Luke writes that he’s been with Jesus from the beginning. Sometimes people tell me they don’t trust the bible because all the books were written like, 50 years after the fact. But is it possible that the books were written sooner, and we only found the copies that were around 50 years later? Just curious.

The Ascension

So when they had come together, they asked him, “Lord, will you at this time restore the kingdom to Israel?” He said to them, “It is not for you to know times or seasons that the Father has fixed by his own authority. But you will receive power when the Holy Spirit has come upon you, and you will be my witnesses in Jerusalem and in all Judea and Samaria, and to the end of the earth.” And when he had said these things, as they were looking on, he was lifted up, and a cloud took him out of their sight. 10 And while they were gazing into heaven as he went, behold, two men stood by them in white robes, 11 and said, “Men of Galilee, why do you stand looking into heaven? This Jesus, who was taken up from you into heaven, will come in the same way as you saw him go into heaven.”

So, up until Acts, Jesus is kinda like, you guys all suck, stop being stupid, just love each other and help make society better. And he also says things like, “I’m the son of god.” And that’s cool, because what does that even mean? I guess what I’m trying to say is, you could certainly interpret the Jesus parts of the bible as this amazing Jew who was like, a prophet or genius or someone like MLK, Jr. But Acts makes him into a super hero, flying into the sky.
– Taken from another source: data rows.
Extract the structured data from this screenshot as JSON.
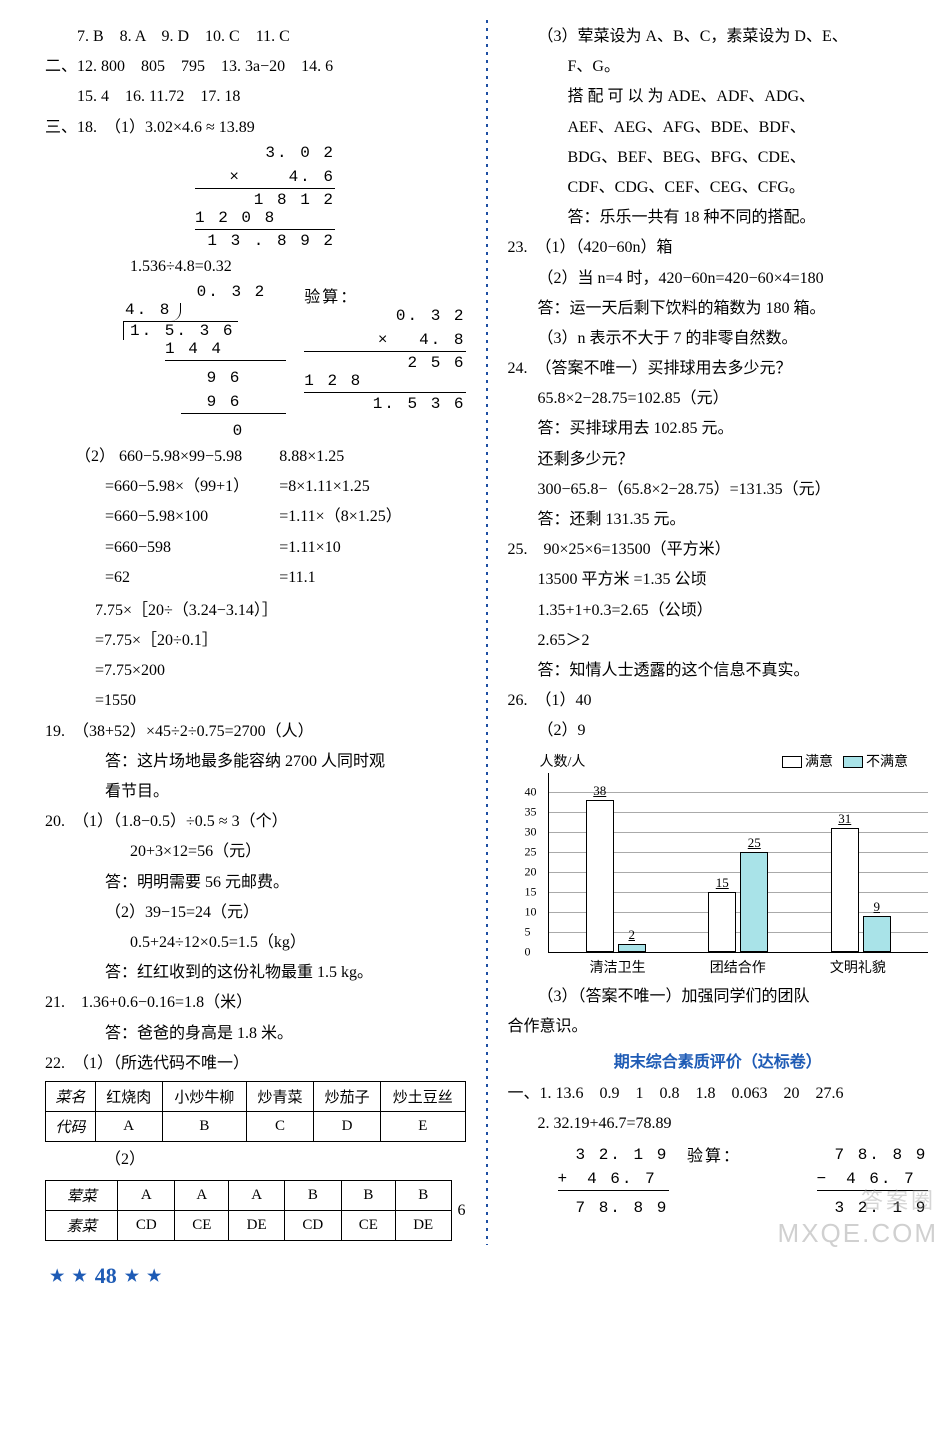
{
  "left": {
    "q7_11": "　　7. B　8. A　9. D　10. C　11. C",
    "sec2": "二、12. 800　805　795　13. 3a−20　14. 6",
    "q15_17": "　　15. 4　16. 11.72　17. 18",
    "sec3_18_1": "三、18.　（1）3.02×4.6 ≈ 13.89",
    "mult1": [
      "3. 0 2",
      "×　　 4. 6",
      "1 8 1 2",
      "1 2 0 8",
      "1 3 . 8 9 2"
    ],
    "div_intro": "1.536÷4.8=0.32",
    "div_quot": "0. 3 2",
    "div_divisor": "4. 8",
    "div_dividend": "1. 5. 3 6",
    "div_rows": [
      "1 4 4",
      "　 9 6",
      "　 9 6",
      "　　 0"
    ],
    "verify_label": "验算：",
    "verify": [
      "0. 3 2",
      "×　 4. 8",
      "2 5 6",
      "1 2 8",
      "1. 5 3 6"
    ],
    "q18_2_left": [
      "（2） 660−5.98×99−5.98",
      "=660−5.98×（99+1）",
      "=660−5.98×100",
      "=660−598",
      "=62"
    ],
    "q18_2_right": [
      "8.88×1.25",
      "=8×1.11×1.25",
      "=1.11×（8×1.25）",
      "=1.11×10",
      "=11.1"
    ],
    "q18_2b": [
      "7.75×［20÷（3.24−3.14）］",
      "=7.75×［20÷0.1］",
      "=7.75×200",
      "=1550"
    ],
    "q19": [
      "19.　（38+52）×45÷2÷0.75=2700（人）",
      "答：这片场地最多能容纳 2700 人同时观",
      "看节目。"
    ],
    "q20": [
      "20.　（1）（1.8−0.5）÷0.5 ≈ 3（个）",
      "20+3×12=56（元）",
      "答：明明需要 56 元邮费。",
      "（2）39−15=24（元）",
      "0.5+24÷12×0.5=1.5（kg）",
      "答：红红收到的这份礼物最重 1.5 kg。"
    ],
    "q21": [
      "21.　1.36+0.6−0.16=1.8（米）",
      "答：爸爸的身高是 1.8 米。"
    ],
    "q22_1": "22.　（1）（所选代码不唯一）",
    "table1": {
      "header": [
        "菜名",
        "红烧肉",
        "小炒牛柳",
        "炒青菜",
        "炒茄子",
        "炒土豆丝"
      ],
      "row": [
        "代码",
        "A",
        "B",
        "C",
        "D",
        "E"
      ]
    },
    "q22_2": "（2）",
    "table2": {
      "r1": [
        "荤菜",
        "A",
        "A",
        "A",
        "B",
        "B",
        "B"
      ],
      "r2": [
        "素菜",
        "CD",
        "CE",
        "DE",
        "CD",
        "CE",
        "DE"
      ]
    },
    "six": "6"
  },
  "right": {
    "q22_3": [
      "（3）荤菜设为 A、B、C，素菜设为 D、E、",
      "F、G。",
      "搭 配 可 以 为 ADE、ADF、ADG、",
      "AEF、AEG、AFG、BDE、BDF、",
      "BDG、BEF、BEG、BFG、CDE、",
      "CDF、CDG、CEF、CEG、CFG。",
      "答：乐乐一共有 18 种不同的搭配。"
    ],
    "q23": [
      "23.　（1）（420−60n）箱",
      "（2）当 n=4 时，420−60n=420−60×4=180",
      "答：运一天后剩下饮料的箱数为 180 箱。",
      "（3）n 表示不大于 7 的非零自然数。"
    ],
    "q24": [
      "24.　（答案不唯一）买排球用去多少元？",
      "65.8×2−28.75=102.85（元）",
      "答：买排球用去 102.85 元。",
      "还剩多少元？",
      "300−65.8−（65.8×2−28.75）=131.35（元）",
      "答：还剩 131.35 元。"
    ],
    "q25": [
      "25.　90×25×6=13500（平方米）",
      "13500 平方米 =1.35 公顷",
      "1.35+1+0.3=2.65（公顷）",
      "2.65＞2",
      "答：知情人士透露的这个信息不真实。"
    ],
    "q26_1": "26.　（1）40",
    "q26_2": "（2）9",
    "chart": {
      "ylabel": "人数/人",
      "ymax": 40,
      "ystep": 5,
      "legend": [
        "满意",
        "不满意"
      ],
      "colors": [
        "#ffffff",
        "#a9e3e8"
      ],
      "categories": [
        "清洁卫生",
        "团结合作",
        "文明礼貌"
      ],
      "series": [
        [
          38,
          2
        ],
        [
          15,
          25
        ],
        [
          31,
          9
        ]
      ]
    },
    "q26_3": [
      "（3）（答案不唯一）加强同学们的团队",
      "合作意识。"
    ],
    "heading": "期末综合素质评价（达标卷）",
    "sec1": "一、1. 13.6　0.9　1　0.8　1.8　0.063　20　27.6",
    "q2": "2. 32.19+46.7=78.89",
    "add_left": [
      "　3 2. 1 9",
      "+　4 6. 7",
      "　7 8. 8 9"
    ],
    "add_label": "验算：",
    "add_right": [
      "　7 8. 8 9",
      "−　4 6. 7",
      "　3 2. 1 9"
    ]
  },
  "footer": {
    "page": "48"
  },
  "wm1": "答案圈",
  "wm2": "MXQE.COM"
}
Matthias Chosen to Replace Judas

12 Then they returned to Jerusalem from the mount called Olivet, which is near Jerusalem, a Sabbath day’s journey away. 13 And when they had entered, they went up to the upper room, where they were staying, Peter and John and James and Andrew, Philip and Thomas, Bartholomew and Matthew, James the son of Alphaeus and Simon the Zealot and Judas the son of James.14 All these with one accord were devoting themselves to prayer, together with the women and Mary the mother of Jesus, and his brothers.[c]
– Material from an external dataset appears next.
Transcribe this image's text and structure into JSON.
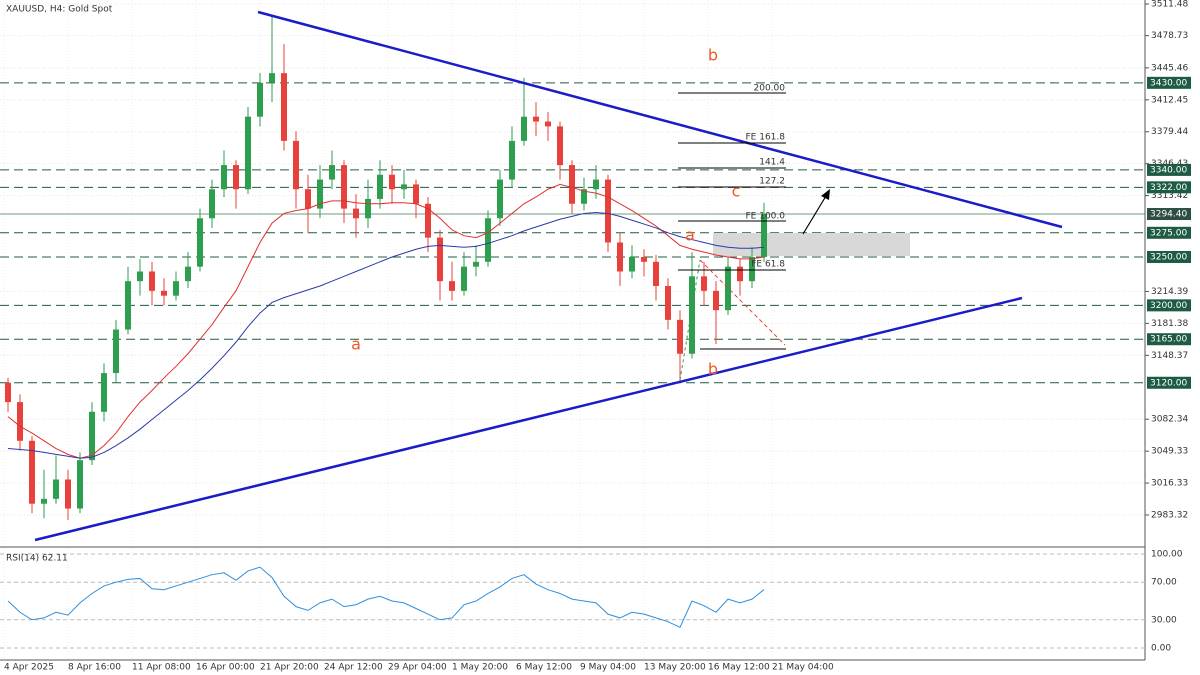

15 In those days Peter stood up among the brothers (the company of persons was in all about 120) and said, 16 “Brothers,the Scripture had to be fulfilled, which the Holy Spirit spoke beforehand by the mouth of David concerning Judas, who became a guide to those who arrested Jesus. 17 For he was numbered among us and was allotted his share in this ministry.”18 (Now this man acquired a field with the reward of his wickedness, and falling headlong[d] he burst open in the middle and all his bowels gushed out. 19 And it became known to all the inhabitants of Jerusalem, so that the field was called in their own language Akeldama, that is, Field of Blood.) 20 “For it is written in the Book of Psalms,

“‘May his camp become desolate,
and let there be no one to dwell in it’;


“‘Let another take his office.’

21 So one of the men who have accompanied us during all the time that the Lord Jesus went in and out among us, 22  beginning from the baptism of John until the day when he was taken up from us—one of these men must become with us a witness to his resurrection.” 23 And they put forward two, Joseph called Barsabbas, who was also called Justus, and Matthias. 24 And they prayed and said, “You, Lord, who know the hearts of all, show which one of these two you have chosen 25 to take the place in this ministry and apostleship from which Judas turned aside to go to his own place.” 26 And they cast lots for them, and the lot fell on Matthias, and he was numbered with the eleven apostles.

First he’s like, Judas’s actions happened for good reason. Does that mean he’s forgiven? But then he’s like, that field is cursed. Kay.

Okay, the last part is really crazy. Because we would NEVER use something like lots (or dice or cards or whatever else magical-seeming) in modern day Christianity. We’d say it’s evil, a window to demons, or something like that. When did it suddenly become wrong to pray and then ask God to let his answer be however some dice roll? Kinda don’t know what to think about all of this.